Formalmente è presieduto dalla Regina Elisabetta II. L’appartenenza è puramente volontaria e i governi membri possono scegliere in qualsiasi momento di abbandonarlo. L’importanza politica ed economica dell’organizzazione negli ultimi anni è diminuita. I principali obiettivi del Commonwealth restano la cooperazione e lo sviluppo economico (con particolare attenzione a giovani, donne e piccole imprese), la promozione della democrazia e dei diritti umani. Il Commonwealth è stato spesso criticato perché al suo interno vi sarebbe una parte di membri dominanti, il cosiddetto “Commonwealth dei bianchi”.

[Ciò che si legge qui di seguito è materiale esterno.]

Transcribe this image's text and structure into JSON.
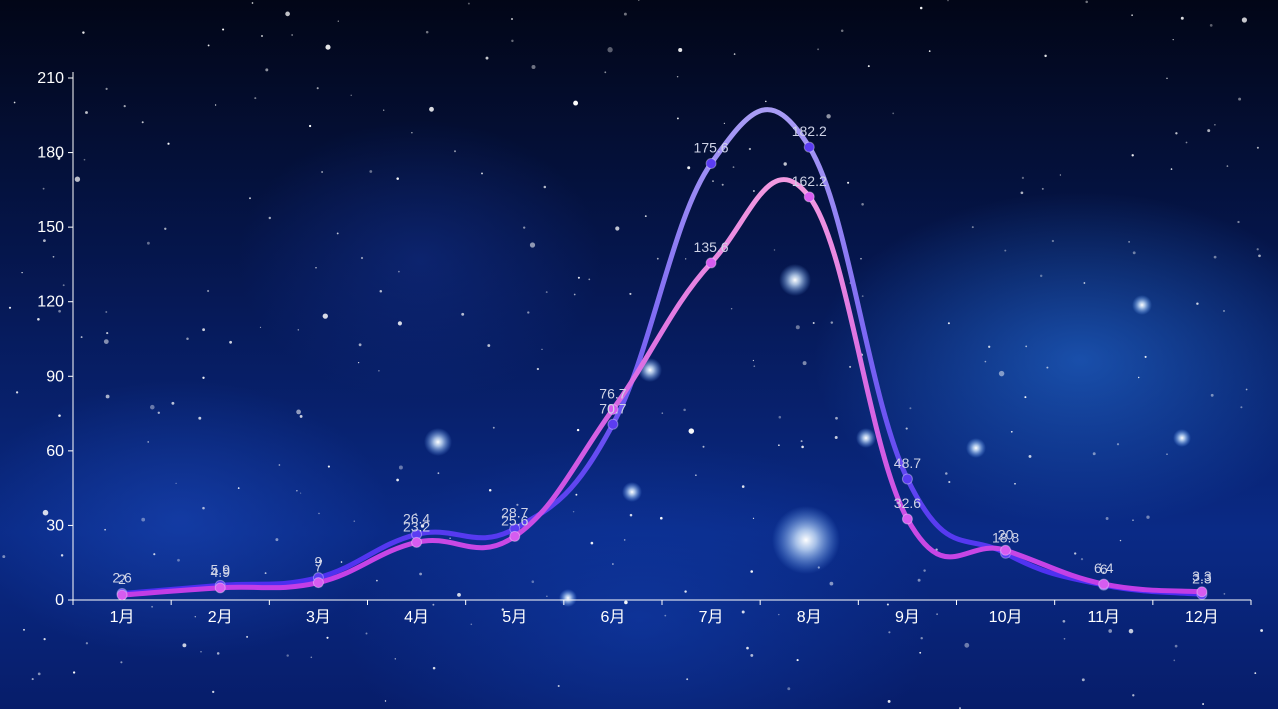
{
  "chart_data": {
    "type": "line",
    "categories": [
      "1月",
      "2月",
      "3月",
      "4月",
      "5月",
      "6月",
      "7月",
      "8月",
      "9月",
      "10月",
      "11月",
      "12月"
    ],
    "series": [
      {
        "values": [
          2.6,
          5.9,
          9,
          26.4,
          28.7,
          70.7,
          175.6,
          182.2,
          48.7,
          18.8,
          6,
          2.3
        ],
        "color_start": "#4b2cf0",
        "color_end": "#a89cf5",
        "marker_color": "#5b3cf2"
      },
      {
        "values": [
          2,
          4.9,
          7,
          23.2,
          25.6,
          76.7,
          135.6,
          162.2,
          32.6,
          20,
          6.4,
          3.3
        ],
        "color_start": "#c23ce6",
        "color_end": "#f29ae0",
        "marker_color": "#d65cf0"
      }
    ],
    "ylim": [
      0,
      210
    ],
    "yticks": [
      0,
      30,
      60,
      90,
      120,
      150,
      180,
      210
    ],
    "grid": false,
    "legend": "none",
    "axis_color": "#ffffff",
    "label_color": "#cfd3e6"
  }
}
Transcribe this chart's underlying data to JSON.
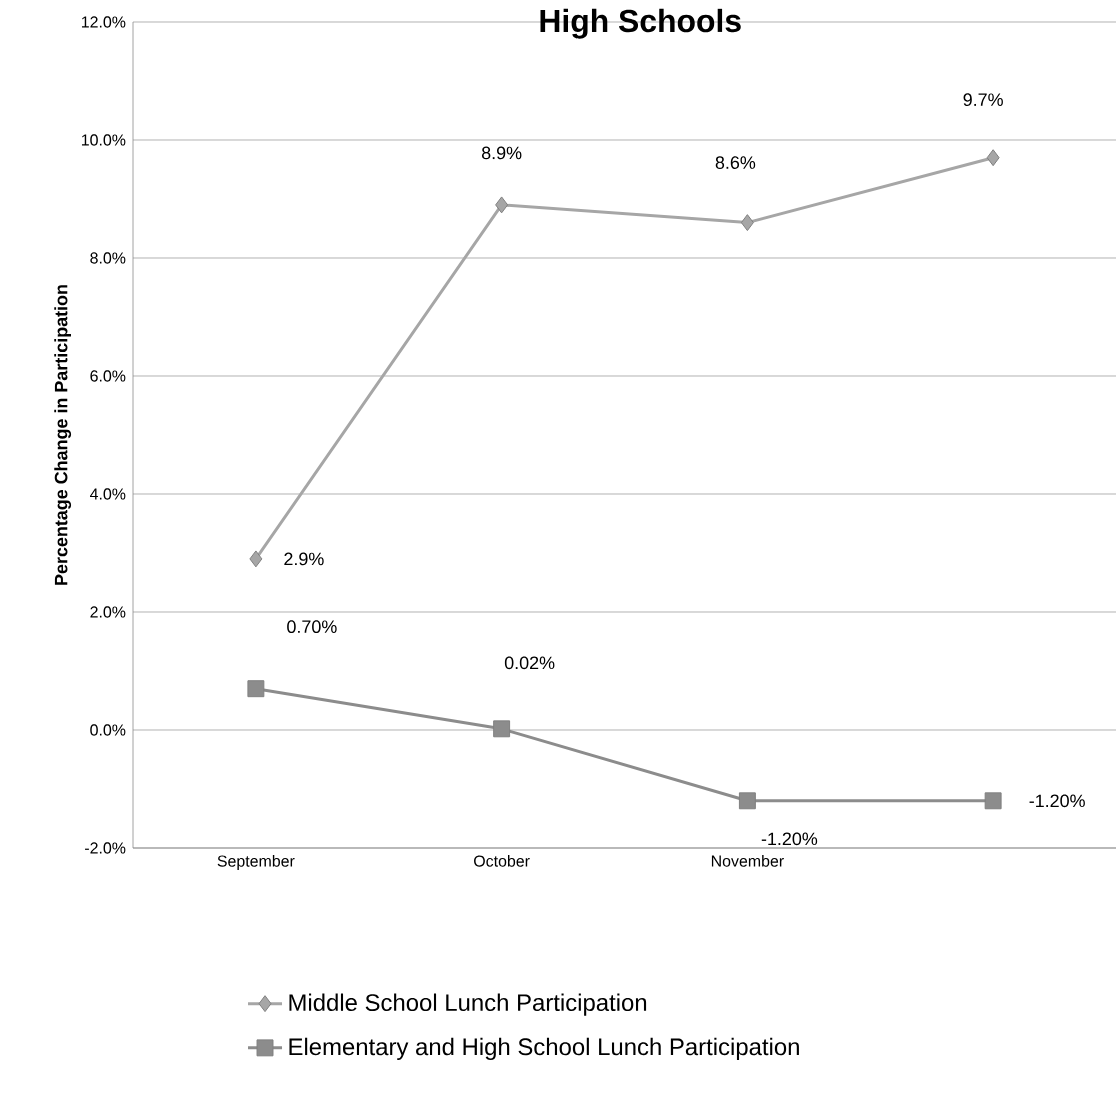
{
  "chart_data": {
    "type": "line",
    "title": "High Schools",
    "ylabel": "Percentage Change in Participation",
    "categories": [
      "September",
      "October",
      "November",
      null
    ],
    "series": [
      {
        "name": "Middle School Lunch Participation",
        "color": "#a6a6a6",
        "marker": "diamond",
        "values": [
          2.9,
          8.9,
          8.6,
          9.7
        ],
        "value_labels": [
          "2.9%",
          "8.9%",
          "8.6%",
          "9.7%"
        ]
      },
      {
        "name": "Elementary and High School Lunch Participation",
        "color": "#8c8c8c",
        "marker": "square",
        "values": [
          0.7,
          0.02,
          -1.2,
          -1.2
        ],
        "value_labels": [
          "0.70%",
          "0.02%",
          "-1.20%",
          "-1.20%"
        ]
      }
    ],
    "ylim": [
      -2,
      12
    ],
    "yticks": [
      {
        "value": -2,
        "label": "-2.0%"
      },
      {
        "value": 0,
        "label": "0.0%"
      },
      {
        "value": 2,
        "label": "2.0%"
      },
      {
        "value": 4,
        "label": "4.0%"
      },
      {
        "value": 6,
        "label": "6.0%"
      },
      {
        "value": 8,
        "label": "8.0%"
      },
      {
        "value": 10,
        "label": "10.0%"
      },
      {
        "value": 12,
        "label": "12.0%"
      }
    ],
    "grid": "y",
    "legend": "bottom",
    "line_style": "solid"
  }
}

Lo Zimbabwe, proprio in base a queste critiche, decise di non farne più parte nel 2003. Da ieri, anche il Gambia. Due anni fa l’attuale presidente del Gambia, Yahya Jammeh, arrivato al potere nel 1994 con un golpe, aveva accusato il Regno Unito di aver sostenuto i suoi oppositori in vista delle elezioni. All’inizio di quest’anno il Foreign and Commonwealth Office ha denunciato la violazione continua dei diritti umani in Gambia, parlando di casi di detenzione illegali, di chiusura di giornali e di discriminazione contro le minoranze. Il governo del Regno Unito, dopo la decisione del paese africano di ritirarsi dall’organizzazione, ha fatto sapere di esserne «molto rammaricato».